After the diagnosis, I no longer had to ask my teachers for permission to run to the bathroom. After the diagnosis, I became a celebrity of sorts, especially once I started high school that fall at New Trier West. Teachers and popular girls visited me during my hospitalizations; my classes sent me cards and flowers, even a male belly dancer (who I was too embarrassed by to properly enjoy). I knew “The Sick Girl” was as close to the “It Girl” as I was going to get, and I relished it. I milked it. I turned myself into a veritable Sick Girl industry. I became the youngest board member of the local chapter of the National Foundation for Ileitis and Colitis, and wrote a column for their newsletter, geared toward young sufferers of the disease. When this platform felt too small, I created my own handwritten Gastro-Intestinal Gazette, which you photocopied for me, and mailed off to my handful of subscribers (obtained after you convinced the NFIC to write an article about me). I even invented a board game—The Road to a Healthy Digestive System, using a piece of cardboard as the base, then pasting a brightly color-penciled drawing of a digestive tract onto the center. I was quite proud of that drawing, which I had done while eyeing an anatomy book. The large intestine and rectum were an electric blue, the small intestine pink as a pig. The esophagus and stomach were deepening shades of purple, the liver and pancreas dark and light green.
The game was laid out like a Monopoly board, squares all along the edges that said things like, “Take your Prednisone—move ahead two spaces,” or, “Sigmoidoscopy—go back one space.” You could land on a space where you had to pick up an “Upper GI” card, which offered trivia questions about the upper digestive tract, or you could land on a space where you had to pick up a “Lower GI” card with true/false questions about lower bowel function. You were convinced the NFIC would immediately want to mass produce it and I’d become a famous game magnate.
I carefully packaged the game and the cards in a shirt box and brought it with me to my next appointment at the gastroenterologist’s office. You and I both knew it was going
to wow the doctor, knock his socks off.
When I showed it to him, though, he sighed.
“You’re spending way too much time thinking about this disease, Gayle,” he said. “You need to focus on your real life.”
I was shocked and insulted that he would say such a thing. The disease was my real life. It had become my identity, my calling card, my raison d’etre. I packed the game back up and held it close to my chest.
You shared my indignation. You sent letters about my game to all the major toy companies, all the G-I related foundations, all the big research hospitals. You talked to a relative who used to design Cracker Jack toys and had produced one board game with Milton Bradley—“Feeley Meeley” (subtitle: “the game that gives you a FUNNY FEELING!”) where a player draws a card, then reaches blindly into a box and finds the object on the card through touch alone.

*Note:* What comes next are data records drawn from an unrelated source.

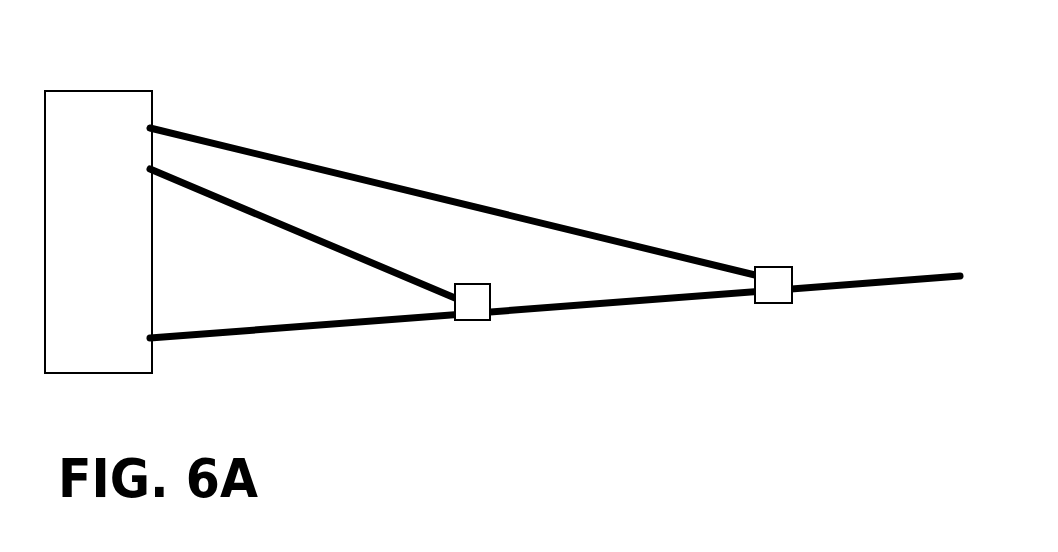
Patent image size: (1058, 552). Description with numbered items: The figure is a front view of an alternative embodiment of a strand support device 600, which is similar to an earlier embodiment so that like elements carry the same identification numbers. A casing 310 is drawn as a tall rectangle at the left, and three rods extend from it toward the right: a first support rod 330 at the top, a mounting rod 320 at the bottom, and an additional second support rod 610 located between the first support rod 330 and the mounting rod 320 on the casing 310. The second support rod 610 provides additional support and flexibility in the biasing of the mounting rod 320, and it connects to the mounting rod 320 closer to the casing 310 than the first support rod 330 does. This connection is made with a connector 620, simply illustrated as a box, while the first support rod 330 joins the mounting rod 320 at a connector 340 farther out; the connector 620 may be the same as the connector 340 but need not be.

The strand support device 600 is at (770, 72).
The casing 310 is at (96, 91).
The first support rod 330 is at (296, 160).
The second support rod 610 is at (280, 228).
The mounting rod 320 is at (618, 306).
The connector 620 is at (480, 320).
The connector 340 is at (770, 267).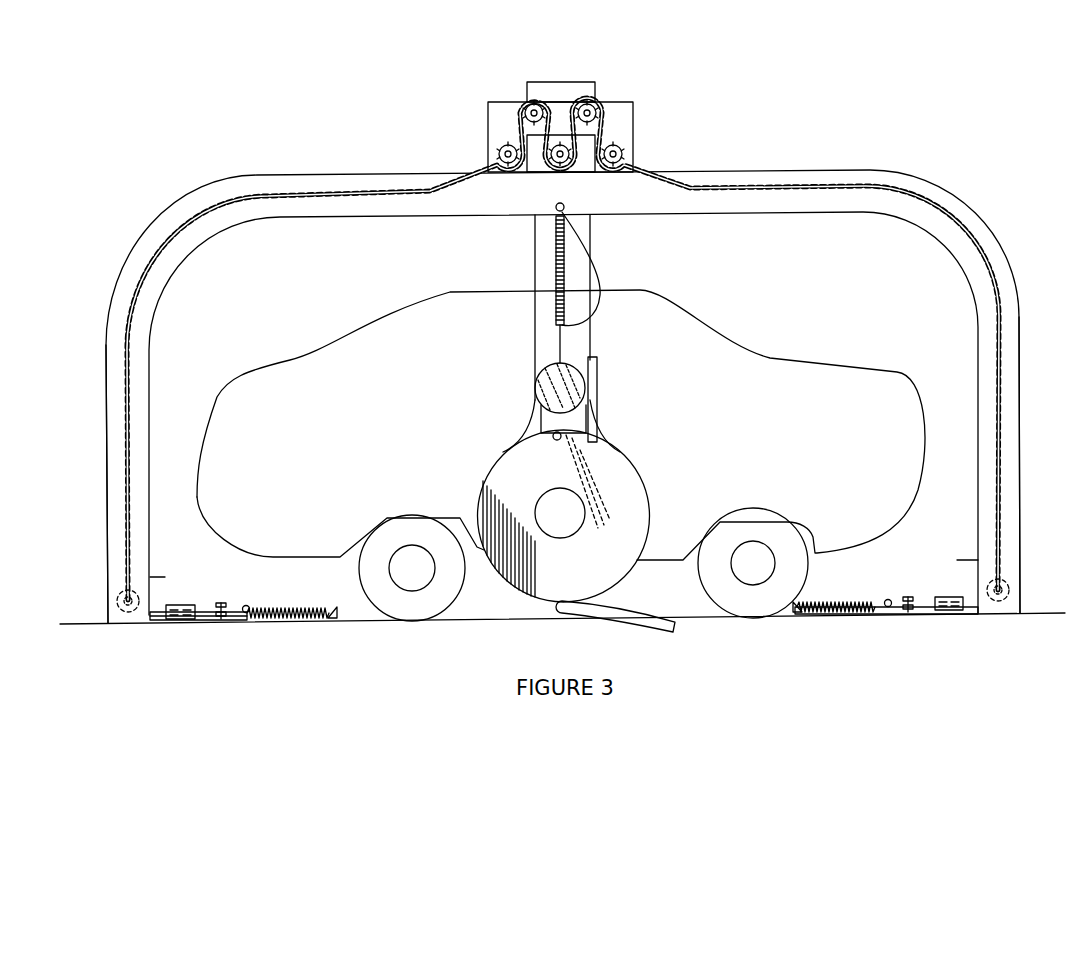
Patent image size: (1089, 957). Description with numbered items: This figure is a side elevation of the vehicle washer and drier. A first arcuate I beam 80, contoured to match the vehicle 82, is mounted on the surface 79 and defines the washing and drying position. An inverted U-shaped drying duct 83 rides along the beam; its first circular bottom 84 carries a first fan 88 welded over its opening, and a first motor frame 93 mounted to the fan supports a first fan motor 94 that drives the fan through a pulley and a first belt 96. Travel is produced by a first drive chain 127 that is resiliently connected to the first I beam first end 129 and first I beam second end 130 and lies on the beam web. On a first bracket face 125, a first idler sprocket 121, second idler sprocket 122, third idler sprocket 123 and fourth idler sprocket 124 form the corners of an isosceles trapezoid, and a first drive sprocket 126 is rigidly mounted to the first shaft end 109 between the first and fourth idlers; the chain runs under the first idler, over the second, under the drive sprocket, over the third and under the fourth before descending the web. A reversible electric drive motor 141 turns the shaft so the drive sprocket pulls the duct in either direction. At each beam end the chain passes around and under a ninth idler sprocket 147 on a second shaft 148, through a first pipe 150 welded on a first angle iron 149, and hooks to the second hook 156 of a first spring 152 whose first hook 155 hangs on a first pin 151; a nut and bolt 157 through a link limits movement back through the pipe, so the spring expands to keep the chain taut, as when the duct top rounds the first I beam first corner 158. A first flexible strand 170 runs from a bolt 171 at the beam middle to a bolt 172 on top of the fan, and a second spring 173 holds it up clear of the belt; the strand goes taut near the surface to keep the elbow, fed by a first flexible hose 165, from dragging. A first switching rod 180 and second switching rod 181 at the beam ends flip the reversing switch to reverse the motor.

The surface 79 is at (704, 618).
The first arcuate I beam 80 is at (445, 217).
The vehicle 82 is at (700, 320).
The drying duct 83 is at (596, 255).
The first circular bottom 84 is at (534, 589).
The first fan 88 is at (649, 500).
The first motor frame 93 is at (597, 392).
The first fan motor 94 is at (538, 386).
The first belt 96 is at (540, 421).
The first shaft end 109 is at (570, 163).
The first idler sprocket 121 is at (497, 148).
The second idler sprocket 122 is at (527, 102).
The third idler sprocket 123 is at (596, 102).
The fourth idler sprocket 124 is at (627, 155).
The first bracket face 125 is at (622, 120).
The first drive sprocket 126 is at (547, 162).
The first drive chain 127 is at (137, 300).
The first I beam first end 129 is at (106, 552).
The first I beam second end 130 is at (1020, 560).
The reversible electric drive motor 141 is at (558, 83).
The ninth idler sprocket 147 is at (116, 600).
The second shaft 148 is at (108, 622).
The first angle iron 149 is at (200, 621).
The first pipe 150 is at (188, 605).
The first pin 151 is at (335, 621).
The first spring 152 is at (271, 608).
The first hook 155 is at (333, 609).
The second hook 156 is at (236, 619).
The nut and bolt 157 is at (228, 603).
The first I beam first corner 158 is at (168, 215).
The first flexible hose 165 is at (610, 615).
The first flexible strand 170 is at (590, 237).
The bolt 171 is at (555, 210).
The bolt 172 is at (556, 441).
The second spring 173 is at (556, 278).
The first switching rod 180 is at (165, 577).
The second switching rod 181 is at (957, 560).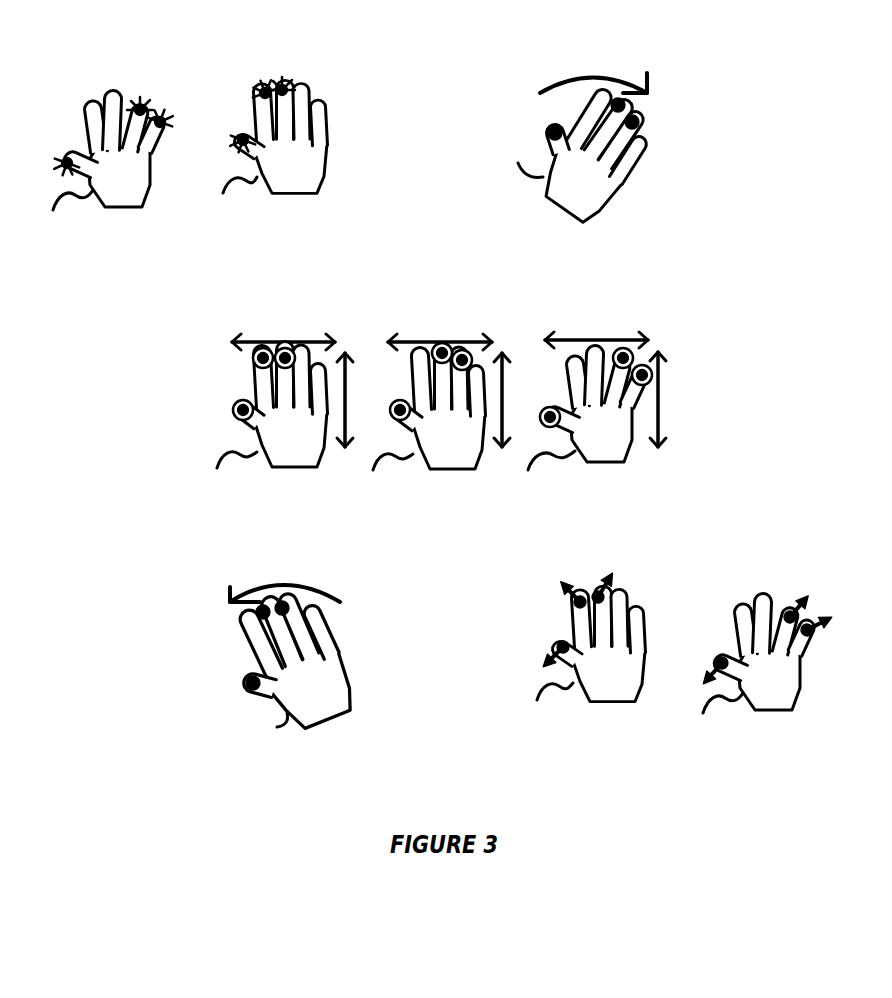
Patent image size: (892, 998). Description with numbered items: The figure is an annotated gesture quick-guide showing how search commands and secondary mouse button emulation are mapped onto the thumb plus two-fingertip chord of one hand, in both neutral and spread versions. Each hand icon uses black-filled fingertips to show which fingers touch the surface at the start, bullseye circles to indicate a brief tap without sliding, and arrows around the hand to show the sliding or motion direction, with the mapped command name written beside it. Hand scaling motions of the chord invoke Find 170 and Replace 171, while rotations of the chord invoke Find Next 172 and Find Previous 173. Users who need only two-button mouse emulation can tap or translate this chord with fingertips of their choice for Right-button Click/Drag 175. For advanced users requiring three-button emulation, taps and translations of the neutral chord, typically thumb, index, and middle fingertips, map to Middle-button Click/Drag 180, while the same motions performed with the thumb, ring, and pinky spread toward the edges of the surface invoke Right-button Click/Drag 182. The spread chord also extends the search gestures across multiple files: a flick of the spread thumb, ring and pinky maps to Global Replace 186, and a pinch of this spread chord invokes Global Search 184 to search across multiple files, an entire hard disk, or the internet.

The Global Search 184 is at (113, 134).
The Find 170 is at (275, 133).
The Find Next 172 is at (589, 131).
The Middle-button Click/Drag 180 is at (285, 388).
The Right-button Click/Drag 175 is at (441, 388).
The Right-button Click/Drag 182 is at (597, 387).
The Find Previous 173 is at (289, 643).
The Replace 171 is at (596, 639).
The Global Replace 186 is at (767, 637).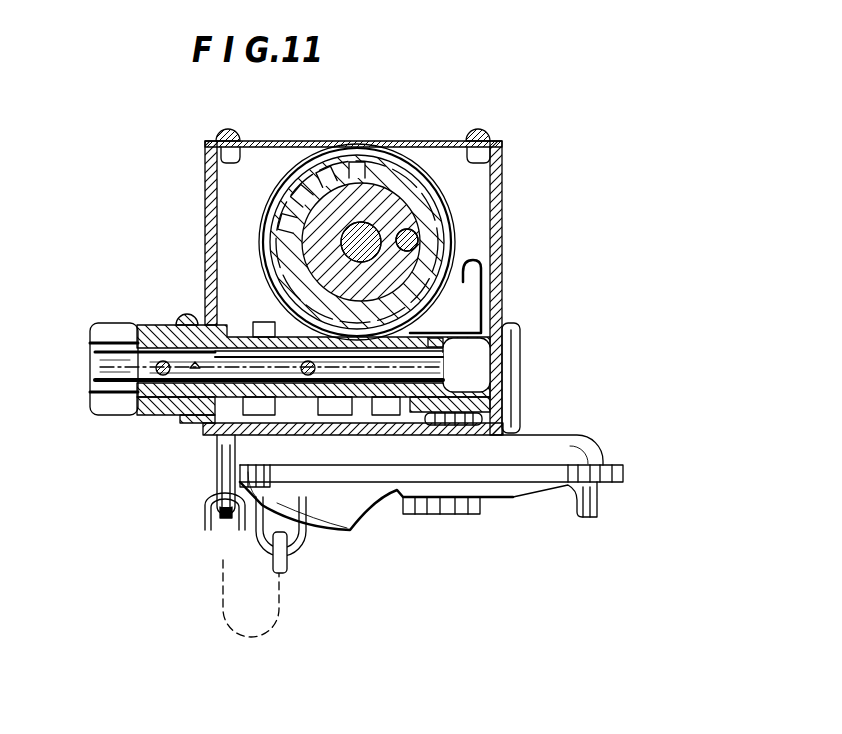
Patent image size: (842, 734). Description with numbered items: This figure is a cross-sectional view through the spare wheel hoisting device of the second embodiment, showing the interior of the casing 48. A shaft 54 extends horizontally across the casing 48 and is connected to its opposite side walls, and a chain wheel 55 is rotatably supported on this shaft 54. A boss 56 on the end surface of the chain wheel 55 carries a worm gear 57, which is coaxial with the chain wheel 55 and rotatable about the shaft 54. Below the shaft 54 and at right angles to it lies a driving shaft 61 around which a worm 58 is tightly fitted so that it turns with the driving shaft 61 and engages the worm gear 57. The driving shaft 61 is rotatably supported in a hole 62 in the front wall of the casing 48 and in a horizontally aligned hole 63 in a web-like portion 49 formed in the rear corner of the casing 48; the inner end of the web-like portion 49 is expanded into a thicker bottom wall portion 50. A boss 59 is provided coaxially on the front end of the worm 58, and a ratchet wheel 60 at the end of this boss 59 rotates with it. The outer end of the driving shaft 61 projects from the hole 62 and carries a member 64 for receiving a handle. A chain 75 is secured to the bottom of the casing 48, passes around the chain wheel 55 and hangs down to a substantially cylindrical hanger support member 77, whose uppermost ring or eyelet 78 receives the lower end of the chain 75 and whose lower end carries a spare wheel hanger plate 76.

The casing 48 is at (205, 157).
The web-like portion 49 is at (428, 341).
The thicker bottom wall portion 50 is at (475, 380).
The shaft 54 is at (360, 230).
The chain wheel 55 is at (327, 158).
The boss 56 is at (373, 193).
The worm gear 57 is at (414, 187).
The worm 58 is at (373, 400).
The boss 59 is at (307, 400).
The ratchet wheel 60 is at (283, 400).
The driving shaft 61 is at (210, 437).
The hole 62 is at (181, 383).
The hole 63 is at (443, 367).
The member for receiving a handle 64 is at (92, 415).
The chain 75 is at (205, 530).
The spare wheel hanger plate 76 is at (514, 498).
The hanger support member 77 is at (482, 322).
The ring or eyelet 78 is at (466, 293).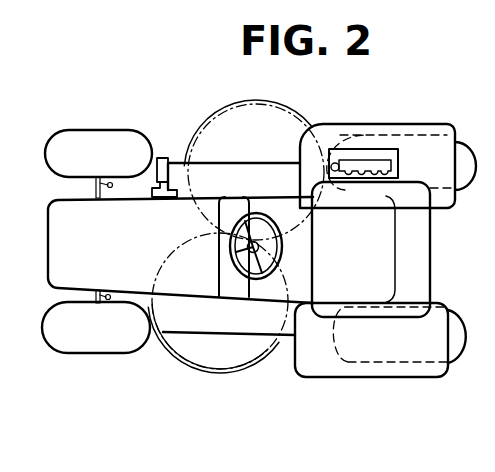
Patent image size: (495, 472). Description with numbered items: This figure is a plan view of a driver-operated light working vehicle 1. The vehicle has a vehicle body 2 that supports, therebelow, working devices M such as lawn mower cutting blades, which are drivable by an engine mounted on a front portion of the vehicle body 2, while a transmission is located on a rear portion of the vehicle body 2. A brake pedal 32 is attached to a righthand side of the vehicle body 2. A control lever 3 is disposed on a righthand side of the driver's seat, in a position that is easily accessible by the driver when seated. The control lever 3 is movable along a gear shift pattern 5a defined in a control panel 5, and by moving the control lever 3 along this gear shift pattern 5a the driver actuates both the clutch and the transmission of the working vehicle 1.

The working vehicle 1 is at (183, 141).
The vehicle body 2 is at (261, 296).
The control lever 3 is at (314, 212).
The control panel 5 is at (388, 153).
The gear shift pattern 5a is at (373, 158).
The brake pedal 32 is at (162, 157).
The working devices M is at (256, 100).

“This is a guaranteed money maker,” you wrote in your pitch letter. “Over a million people have Inflammatory Bowel Disease in this country, and they want a game that they can relate to.”
No one jumped on the idea, which confounded us both.
“Don’t let them stop you,” you assured me. “Nothing’s going to get in our way.”
I wanted to believe you. But something did get in our way, or at least threaten to. I started to get well. After a year of medication that gave me a moon face and hairy arms and the constant taste of metal in my mouth, I started to get well. Less pain. Fewer trips to the bathroom.